The disparities are all a matter of proportion: the extent to which a country can and must provide services to its citizens and the extent to which taxes must be collected to pay for them.

In Scandinavia, for example, people expect a wide range of quality public services and are ready to pay taxes much higher than those in the Anglo-Saxon world. In the U.S. people prefer smaller government and more limited government services, but they also expect Uncle Sam to be sparing in taking money out of their pockets.

Israel vacillates between these two extremes. Netanyahu favors the American model of smaller government, low taxes and a lower level of services.

That’s entirely legitimate and doesn’t work badly. The economic-growth rate in the U.S., and in South Korea, is high. But it comes at the price of increased economic inequality.

In contrast to Netanyahu, some parties competing in Tuesday’s election are advocating a more social-democratic model of high taxes for a high level of services. That is also an entirely legitimate model; it’s backed by excellent evidence, certainly when it comes to reducing social disparities, in Scandinavia, for example.

The social-democratic model isn’t just a matter of higher taxes. It requires efficient government because nothing’s worse than a country that collects a lot of taxes but provides meager services in return.

Israel’s breaking point

This was the breaking point Israel faced in 1985, just before the government instituted a stabilization program that not only conquered hyperinflation but cut the government’s size.

The government failings of the 1970s and `80s were rooted in the change in the country’s socioeconomic policy, along with the shift from the social-democratic approach to a neoliberal one.

In the course of the current election campaign, one senses that things got a bit too carried away when it comes to spending cuts.

Israel’s rank as second lowest by this measure (and second lowest in welfare spending despite having the second highest poverty ranking in the developed world) is a problem.
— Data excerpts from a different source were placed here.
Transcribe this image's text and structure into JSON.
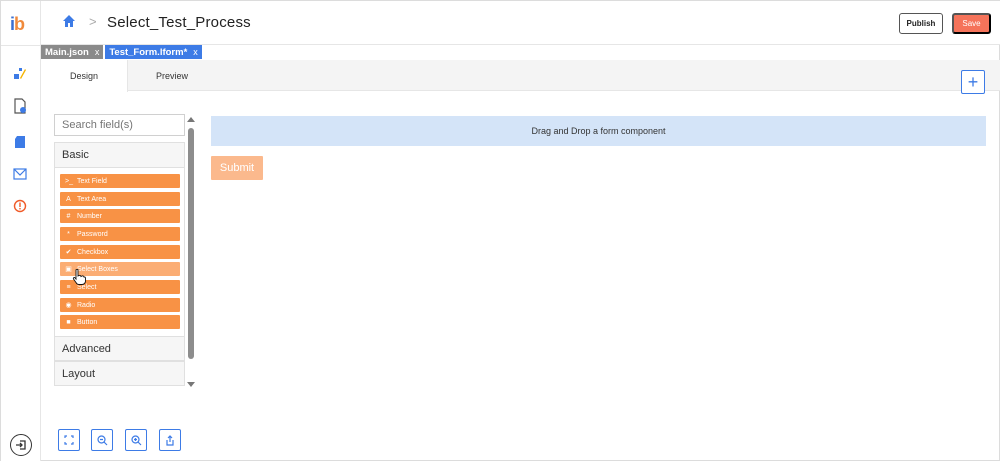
{
  "app": {
    "logo_text": "ib"
  },
  "header": {
    "title": "Select_Test_Process",
    "separator": ">",
    "publish_label": "Publish",
    "save_label": "Save"
  },
  "file_tabs": [
    {
      "label": "Main.json",
      "close": "x"
    },
    {
      "label": "Test_Form.lform*",
      "close": "x"
    }
  ],
  "view_tabs": {
    "design": "Design",
    "preview": "Preview",
    "add": "+"
  },
  "palette": {
    "search_placeholder": "Search field(s)",
    "groups": {
      "basic": "Basic",
      "advanced": "Advanced",
      "layout": "Layout"
    },
    "components": [
      {
        "icon": ">_",
        "label": "Text Field"
      },
      {
        "icon": "A",
        "label": "Text Area"
      },
      {
        "icon": "#",
        "label": "Number"
      },
      {
        "icon": "*",
        "label": "Password"
      },
      {
        "icon": "✔",
        "label": "Checkbox"
      },
      {
        "icon": "▣",
        "label": "Select Boxes"
      },
      {
        "icon": "≡",
        "label": "Select"
      },
      {
        "icon": "◉",
        "label": "Radio"
      },
      {
        "icon": "■",
        "label": "Button"
      }
    ]
  },
  "canvas": {
    "dropzone_text": "Drag and Drop a form component",
    "submit_label": "Submit"
  },
  "colors": {
    "accent": "#3d7be6",
    "component": "#f89245",
    "save": "#f5735a",
    "dropzone": "#d4e4f8"
  }
}
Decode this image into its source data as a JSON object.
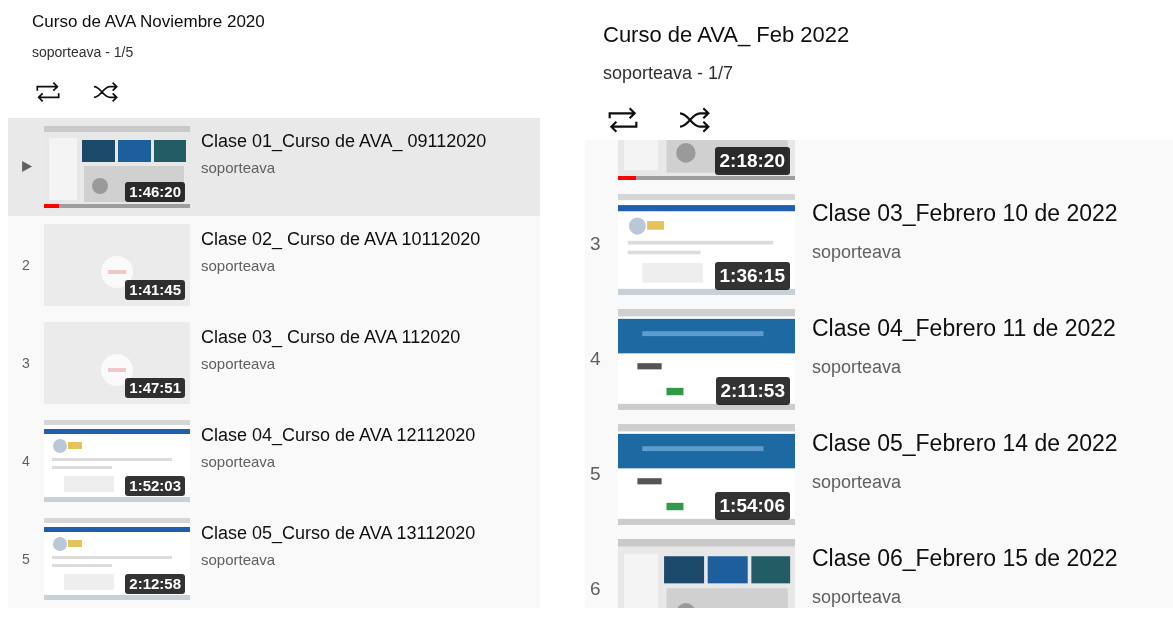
{
  "playlists": [
    {
      "title": "Curso de AVA Noviembre 2020",
      "byline": "soporteava - 1/5",
      "items": [
        {
          "selected": true,
          "title": "Clase 01_Curso de AVA_ 09112020",
          "channel": "soporteava",
          "duration": "1:46:20",
          "level": 0.1
        },
        {
          "selected": false,
          "index": "2",
          "title": "Clase 02_ Curso de AVA 10112020",
          "channel": "soporteava",
          "duration": "1:41:45"
        },
        {
          "selected": false,
          "index": "3",
          "title": "Clase 03_ Curso de AVA 112020",
          "channel": "soporteava",
          "duration": "1:47:51"
        },
        {
          "selected": false,
          "index": "4",
          "title": "Clase 04_Curso de AVA 12112020",
          "channel": "soporteava",
          "duration": "1:52:03"
        },
        {
          "selected": false,
          "index": "5",
          "title": "Clase 05_Curso de AVA 13112020",
          "channel": "soporteava",
          "duration": "2:12:58"
        }
      ]
    },
    {
      "title": "Curso de AVA_ Feb 2022",
      "byline": "soporteava - 1/7",
      "items": [
        {
          "selected": false,
          "duration": "2:18:20",
          "level": 0.1
        },
        {
          "selected": false,
          "index": "3",
          "title": "Clase 03_Febrero 10 de 2022",
          "channel": "soporteava",
          "duration": "1:36:15"
        },
        {
          "selected": false,
          "index": "4",
          "title": "Clase 04_Febrero 11 de 2022",
          "channel": "soporteava",
          "duration": "2:11:53"
        },
        {
          "selected": false,
          "index": "5",
          "title": "Clase 05_Febrero 14 de 2022",
          "channel": "soporteava",
          "duration": "1:54:06"
        },
        {
          "selected": false,
          "index": "6",
          "title": "Clase 06_Febrero 15 de 2022",
          "channel": "soporteava"
        }
      ]
    }
  ]
}
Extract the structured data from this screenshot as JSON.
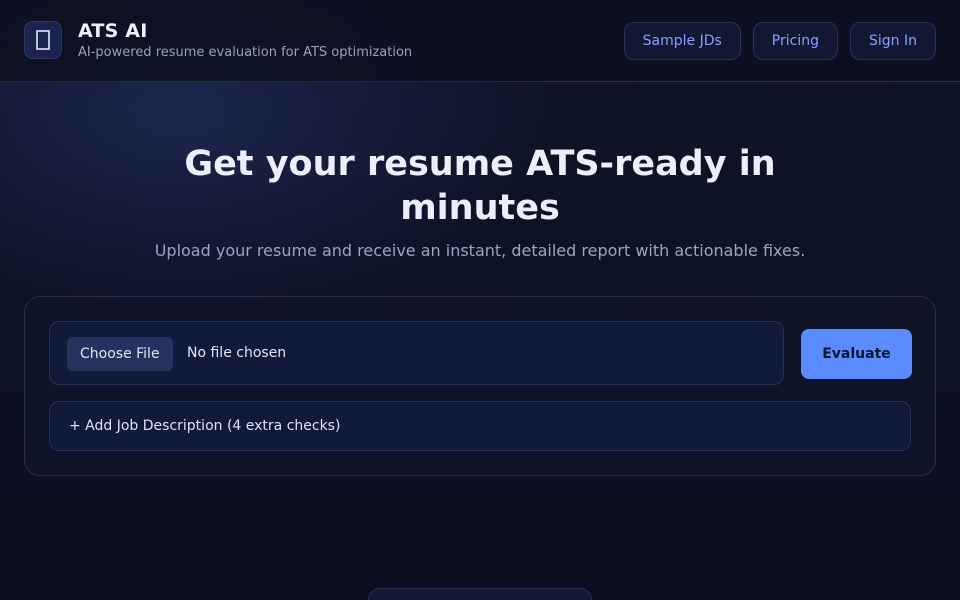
{
  "header": {
    "logo_icon": "document-icon",
    "title": "ATS AI",
    "subtitle": "AI-powered resume evaluation for ATS optimization",
    "nav": [
      {
        "label": "Sample JDs"
      },
      {
        "label": "Pricing"
      },
      {
        "label": "Sign In"
      }
    ]
  },
  "hero": {
    "title_line1": "Get your resume ATS-ready in",
    "title_line2": "minutes",
    "subtitle": "Upload your resume and receive an instant, detailed report with actionable fixes."
  },
  "upload": {
    "choose_label": "Choose File",
    "file_status": "No file chosen",
    "evaluate_label": "Evaluate",
    "add_jd_label": "+ Add Job Description (4 extra checks)"
  },
  "colors": {
    "accent": "#5b8cff",
    "nav_text": "#86a2ff",
    "background": "#0c1020"
  }
}
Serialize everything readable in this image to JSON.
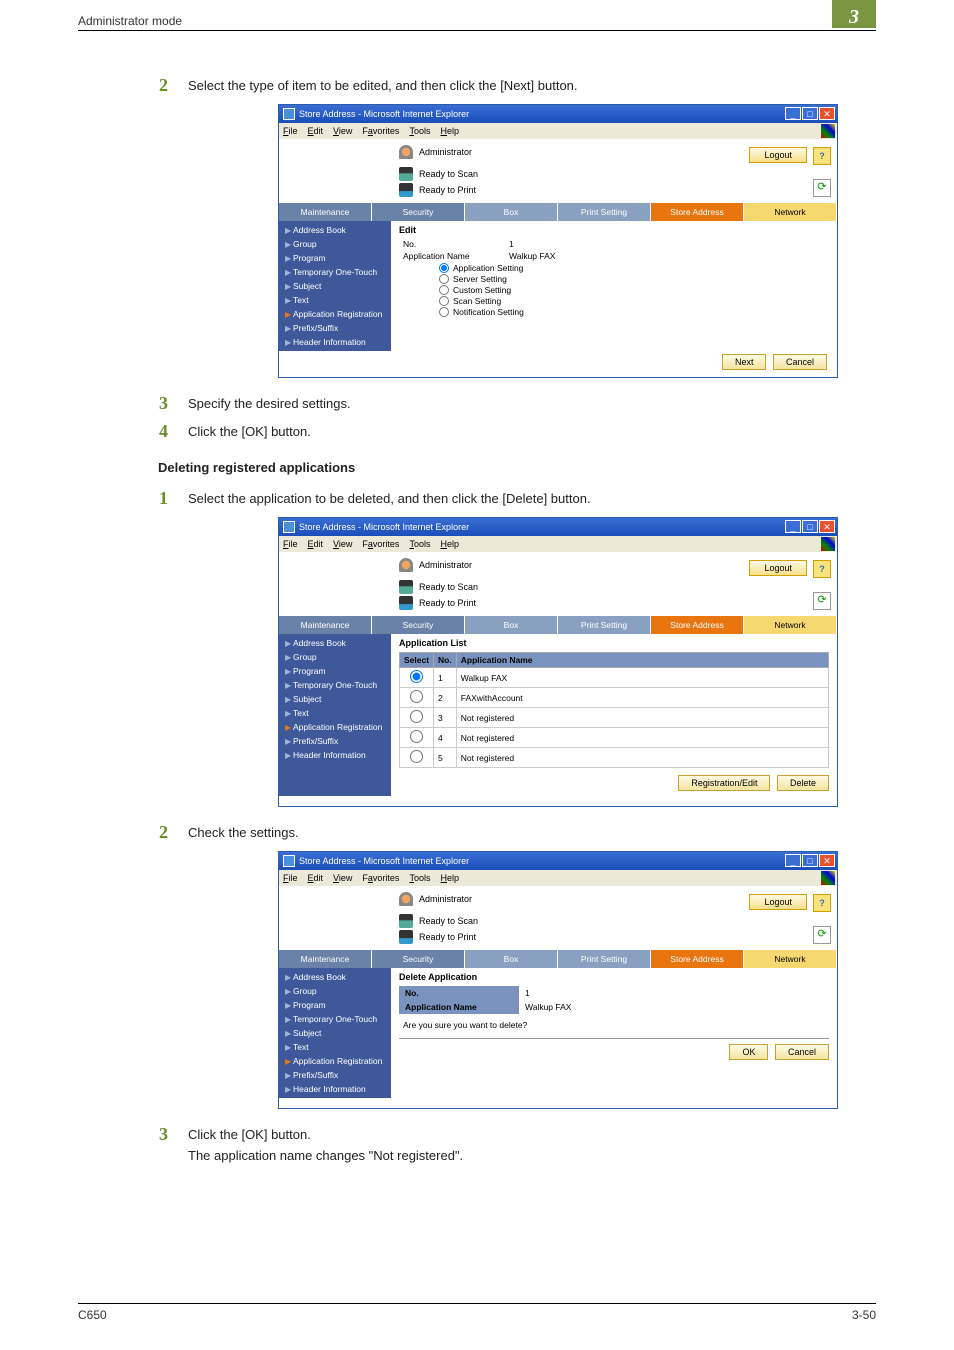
{
  "header": {
    "section": "Administrator mode",
    "chapter": "3"
  },
  "steps_a": {
    "s2": "Select the type of item to be edited, and then click the [Next] button.",
    "s3": "Specify the desired settings.",
    "s4": "Click the [OK] button."
  },
  "heading_delete": "Deleting registered applications",
  "steps_b": {
    "s1": "Select the application to be deleted, and then click the [Delete] button.",
    "s2": "Check the settings.",
    "s3a": "Click the [OK] button.",
    "s3b": "The application name changes \"Not registered\"."
  },
  "browser": {
    "title": "Store Address - Microsoft Internet Explorer",
    "menus": {
      "file": "File",
      "edit": "Edit",
      "view": "View",
      "fav": "Favorites",
      "tools": "Tools",
      "help": "Help"
    }
  },
  "app_header": {
    "user": "Administrator",
    "scan": "Ready to Scan",
    "print": "Ready to Print",
    "logout": "Logout",
    "help": "?",
    "refresh": "⟳"
  },
  "tabs": {
    "maintenance": "Maintenance",
    "security": "Security",
    "box": "Box",
    "print": "Print Setting",
    "store": "Store Address",
    "network": "Network"
  },
  "sidebar": {
    "items": [
      "Address Book",
      "Group",
      "Program",
      "Temporary One-Touch",
      "Subject",
      "Text",
      "Application Registration",
      "Prefix/Suffix",
      "Header Information"
    ]
  },
  "panel_edit": {
    "title": "Edit",
    "no_lbl": "No.",
    "no_val": "1",
    "appname_lbl": "Application Name",
    "appname_val": "Walkup FAX",
    "radios": [
      "Application Setting",
      "Server Setting",
      "Custom Setting",
      "Scan Setting",
      "Notification Setting"
    ],
    "next": "Next",
    "cancel": "Cancel"
  },
  "panel_list": {
    "title": "Application List",
    "cols": {
      "select": "Select",
      "no": "No.",
      "name": "Application Name"
    },
    "rows": [
      {
        "no": "1",
        "name": "Walkup FAX"
      },
      {
        "no": "2",
        "name": "FAXwithAccount"
      },
      {
        "no": "3",
        "name": "Not registered"
      },
      {
        "no": "4",
        "name": "Not registered"
      },
      {
        "no": "5",
        "name": "Not registered"
      }
    ],
    "reg_edit": "Registration/Edit",
    "delete": "Delete"
  },
  "panel_delete": {
    "title": "Delete Application",
    "no_lbl": "No.",
    "no_val": "1",
    "name_lbl": "Application Name",
    "name_val": "Walkup FAX",
    "confirm": "Are you sure you want to delete?",
    "ok": "OK",
    "cancel": "Cancel"
  },
  "footer": {
    "left": "C650",
    "right": "3-50"
  }
}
True, Israel is weighed down by its defense burden, which clearly crimps spending on civilian services, but it does not need to be that small.

That’s the reason that since 2010 Israeli government spending has stabilized. It’s also the reason that Netanyahu’s daring tax-cutting program was scrapped in 2009 and that a large number of taxes that were due to go down have since gone up.

Even Netanyahu himself has acknowledged that the trend toward smaller government had reached an end, as evidenced by his reconsideration of his tax-reduction plan. His associates say he is now prepared to consider raising taxes, for example, by eliminating some of the exemptions on pensions.

But from now on any decision regarding larger government will require the public’s readiness to pay higher taxes and the government’s concerted effort to be more efficient.

Burden falls on middle class

This will exact a heavy price on Israelis, particularly the middle class.

The idea that the government can spend generously on schools and hospitals simply by taxing the rich is mistaken. Higher taxes means mostly taxing the middle class, either by eliminating exemptions on pensions, continuing-education funds, fruits and vegetables and other things, or through higher tax rates on middle-class income.

The income tax for the middle class has dropped substantially since 2003 while income taxes on the top 10% of earners have already gone up.

By the same token, the idea that government can be made more efficient simply by cutting the salaries of top administrators is also misguided. More efficient government requires huge efforts to change how work is approached and salaries are paid.

Government work cannot advance without increasing labor productivity, which requires effective evaluation procedures and financial incentives along with differential wages and at least some managerial flexibility.

The model that protects public-sector jobs at all costs — a holy of holies — must change if the Israeli government and economy are to improve.

Being social-justice-minded means above all being prepared to pay the price, both with respect to taxes and job security. If people want to receive, they also need to be ready to give.